Georg Doppler zieht ein positives Fazit: „Der Abend hat keinen Stein auf dem anderen gelassen. Wir bekommen von allen Seiten positive Rückmeldungen, nicht zuletzt von zahlreichen Bürgermeistern“, schreibt er. "Leider nicht anwesend war der Bürgermeister von Waizenkirchen, Fabian Grüneis."

Bauernbundpräsident Georg Strasser machte sich bei Obmann Mair ebenfalls schon ein Bild vor Ort. (Bildquelle: Dammfrei)

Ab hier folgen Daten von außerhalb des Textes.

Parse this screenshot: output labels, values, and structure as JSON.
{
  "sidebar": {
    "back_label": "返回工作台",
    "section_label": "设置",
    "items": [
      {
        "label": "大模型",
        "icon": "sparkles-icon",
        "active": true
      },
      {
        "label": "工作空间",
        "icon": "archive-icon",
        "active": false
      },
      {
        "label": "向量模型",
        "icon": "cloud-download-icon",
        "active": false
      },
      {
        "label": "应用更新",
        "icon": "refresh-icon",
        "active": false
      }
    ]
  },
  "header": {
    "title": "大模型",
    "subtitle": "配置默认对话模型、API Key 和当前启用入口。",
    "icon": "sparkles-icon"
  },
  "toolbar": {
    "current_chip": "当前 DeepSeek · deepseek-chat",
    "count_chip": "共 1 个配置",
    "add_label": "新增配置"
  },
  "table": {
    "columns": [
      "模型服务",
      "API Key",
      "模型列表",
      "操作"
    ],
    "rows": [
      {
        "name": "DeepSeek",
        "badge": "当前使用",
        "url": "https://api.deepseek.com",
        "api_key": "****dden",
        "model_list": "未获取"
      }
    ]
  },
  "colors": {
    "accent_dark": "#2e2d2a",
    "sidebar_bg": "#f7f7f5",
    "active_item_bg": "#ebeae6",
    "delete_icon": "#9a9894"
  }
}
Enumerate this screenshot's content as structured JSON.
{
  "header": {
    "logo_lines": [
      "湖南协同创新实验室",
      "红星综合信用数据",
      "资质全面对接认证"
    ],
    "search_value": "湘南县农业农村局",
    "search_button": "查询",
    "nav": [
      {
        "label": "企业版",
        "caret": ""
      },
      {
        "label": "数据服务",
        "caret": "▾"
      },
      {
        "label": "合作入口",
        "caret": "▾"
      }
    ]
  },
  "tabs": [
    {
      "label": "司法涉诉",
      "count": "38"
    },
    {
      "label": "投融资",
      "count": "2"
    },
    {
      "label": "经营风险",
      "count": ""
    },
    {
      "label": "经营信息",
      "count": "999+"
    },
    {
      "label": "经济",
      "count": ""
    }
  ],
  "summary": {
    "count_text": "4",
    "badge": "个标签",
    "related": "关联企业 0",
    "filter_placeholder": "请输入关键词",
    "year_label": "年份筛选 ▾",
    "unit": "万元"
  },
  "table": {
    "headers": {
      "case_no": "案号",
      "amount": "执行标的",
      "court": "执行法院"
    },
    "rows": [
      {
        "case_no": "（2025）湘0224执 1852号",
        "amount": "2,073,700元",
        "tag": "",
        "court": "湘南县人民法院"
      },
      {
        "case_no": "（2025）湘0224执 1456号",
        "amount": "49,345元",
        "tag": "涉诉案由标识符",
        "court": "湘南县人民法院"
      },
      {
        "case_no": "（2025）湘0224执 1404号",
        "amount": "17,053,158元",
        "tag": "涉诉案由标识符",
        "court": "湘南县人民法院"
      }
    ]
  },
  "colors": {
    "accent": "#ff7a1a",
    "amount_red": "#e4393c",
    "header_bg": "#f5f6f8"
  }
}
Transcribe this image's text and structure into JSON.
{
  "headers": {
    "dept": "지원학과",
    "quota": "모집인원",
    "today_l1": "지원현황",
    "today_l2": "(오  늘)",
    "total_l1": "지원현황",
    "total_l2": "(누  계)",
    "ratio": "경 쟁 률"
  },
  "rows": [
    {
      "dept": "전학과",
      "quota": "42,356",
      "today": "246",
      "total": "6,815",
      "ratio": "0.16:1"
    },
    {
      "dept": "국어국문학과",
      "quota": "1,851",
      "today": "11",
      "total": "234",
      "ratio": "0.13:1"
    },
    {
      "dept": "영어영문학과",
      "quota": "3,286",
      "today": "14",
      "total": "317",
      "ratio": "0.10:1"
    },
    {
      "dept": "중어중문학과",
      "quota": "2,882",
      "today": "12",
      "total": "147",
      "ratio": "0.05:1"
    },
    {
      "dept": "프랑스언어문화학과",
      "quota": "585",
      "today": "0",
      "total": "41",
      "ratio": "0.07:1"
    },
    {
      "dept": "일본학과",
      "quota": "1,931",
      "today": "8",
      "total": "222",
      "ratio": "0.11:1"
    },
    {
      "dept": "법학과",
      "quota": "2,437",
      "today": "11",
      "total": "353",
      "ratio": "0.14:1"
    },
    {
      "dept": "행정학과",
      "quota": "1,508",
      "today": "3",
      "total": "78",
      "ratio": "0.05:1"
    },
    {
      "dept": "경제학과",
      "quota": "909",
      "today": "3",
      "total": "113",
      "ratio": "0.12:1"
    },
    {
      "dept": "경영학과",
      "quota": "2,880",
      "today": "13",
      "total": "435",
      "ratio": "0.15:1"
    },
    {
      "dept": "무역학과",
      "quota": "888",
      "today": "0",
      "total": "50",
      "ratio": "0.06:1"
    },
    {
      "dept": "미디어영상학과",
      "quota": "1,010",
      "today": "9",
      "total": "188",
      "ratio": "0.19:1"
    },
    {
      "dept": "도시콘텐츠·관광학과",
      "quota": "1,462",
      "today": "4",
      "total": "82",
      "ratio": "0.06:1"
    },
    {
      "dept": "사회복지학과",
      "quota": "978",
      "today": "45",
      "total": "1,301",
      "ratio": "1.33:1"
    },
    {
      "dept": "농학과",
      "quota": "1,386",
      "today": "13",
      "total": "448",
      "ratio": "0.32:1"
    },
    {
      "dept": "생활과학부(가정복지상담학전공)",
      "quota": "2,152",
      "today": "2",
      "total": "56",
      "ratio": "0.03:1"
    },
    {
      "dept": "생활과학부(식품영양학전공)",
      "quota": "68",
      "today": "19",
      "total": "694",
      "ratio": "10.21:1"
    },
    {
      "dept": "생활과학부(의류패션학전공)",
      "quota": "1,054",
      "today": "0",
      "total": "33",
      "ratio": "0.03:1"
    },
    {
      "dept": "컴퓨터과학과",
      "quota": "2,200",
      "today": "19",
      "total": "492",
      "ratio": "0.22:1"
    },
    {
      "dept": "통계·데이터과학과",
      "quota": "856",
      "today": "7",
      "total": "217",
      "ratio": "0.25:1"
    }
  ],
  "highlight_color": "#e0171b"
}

Nach Gesprächen mit BB-Präsident, Ministerin und Abteilungsleiter, nach unzähligen Terminen mit Bürgermeistern und div. Verantwortlichen, scheint ein Umdenken begonnen zu haben. Sogar eine gewisse Einbindung in ÖPUL etc. wurde uns zugesagt. Vielen ist das Zusammenarbeiten div. Abteilungen und Institutionen und Behörden offenbar schon lange ein Anliegen und sie sind richtiggehend froh, dass wir das von außen nun ins Rollen gebracht haben.“
Die Geheimniskrämerei habe jedenfalls ein Ende. Doppler: „Die Unterlagen liegen mittlerweile auf der Gemeinde auf."